Beyond the politics, the film also gives an insight into the lives of working-class women of the time.
It was a life in which "marriage was allowed at 12," and in which a married woman "had no further claim to not only her name, but any property she brought to the marriage," explained Streep.
Mulligan said she was drawn to the film as "it didn't feel like a documentary about a time, it felt like a film about today".
"It's a film to mark the achievement of what these women did and what they gave to us," she added.
"And also to highlight... that we still live in a society that's sexist."
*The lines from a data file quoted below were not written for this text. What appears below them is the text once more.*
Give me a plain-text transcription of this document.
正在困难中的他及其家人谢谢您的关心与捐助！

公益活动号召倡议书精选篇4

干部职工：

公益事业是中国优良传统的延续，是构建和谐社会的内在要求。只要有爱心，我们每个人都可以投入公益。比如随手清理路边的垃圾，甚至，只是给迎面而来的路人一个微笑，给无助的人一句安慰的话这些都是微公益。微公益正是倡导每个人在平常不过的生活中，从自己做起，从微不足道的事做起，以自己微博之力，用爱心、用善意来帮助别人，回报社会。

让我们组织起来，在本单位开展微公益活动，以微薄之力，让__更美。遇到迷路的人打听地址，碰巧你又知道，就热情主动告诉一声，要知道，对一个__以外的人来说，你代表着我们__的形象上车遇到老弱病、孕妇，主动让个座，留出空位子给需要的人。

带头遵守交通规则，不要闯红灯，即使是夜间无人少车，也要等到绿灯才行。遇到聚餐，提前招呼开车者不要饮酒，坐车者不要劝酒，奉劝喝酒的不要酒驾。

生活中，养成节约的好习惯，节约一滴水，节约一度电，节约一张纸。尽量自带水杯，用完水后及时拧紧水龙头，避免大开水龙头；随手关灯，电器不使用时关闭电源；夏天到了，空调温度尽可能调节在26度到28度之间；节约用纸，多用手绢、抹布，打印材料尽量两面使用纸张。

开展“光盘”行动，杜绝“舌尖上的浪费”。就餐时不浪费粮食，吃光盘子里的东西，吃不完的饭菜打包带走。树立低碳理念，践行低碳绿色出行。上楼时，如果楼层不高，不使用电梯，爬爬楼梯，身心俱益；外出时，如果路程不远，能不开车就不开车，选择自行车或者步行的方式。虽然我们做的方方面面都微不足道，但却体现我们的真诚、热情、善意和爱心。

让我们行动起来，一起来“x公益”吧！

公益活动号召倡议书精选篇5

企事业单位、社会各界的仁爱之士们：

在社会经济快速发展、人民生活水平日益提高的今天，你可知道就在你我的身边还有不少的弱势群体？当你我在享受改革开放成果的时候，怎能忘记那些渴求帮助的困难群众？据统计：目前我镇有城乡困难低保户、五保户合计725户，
'NOT IN THE HISTORY BOOKS'
Director Gavron said it was important to bring the struggle, which led to universal suffrage in 1928, to the big screen as it had been "written out of our history".
"It took a long time to get it on the school curriculum," she added.
"I wasn't taught anything about it and later read a few lines at the bottom of a history book".
Asked about her own feminist credentials, Streep recounted one of the film's slogans: "Deeds not words".
The film, which will be released in Britain on Oct 12 and the US on Oct 23, ends with a poignant list of the dates women earned voting rights across the world, including Finland in 1906, France in 1944, Switzerland in 1971 and Saudi Arabia in 2015.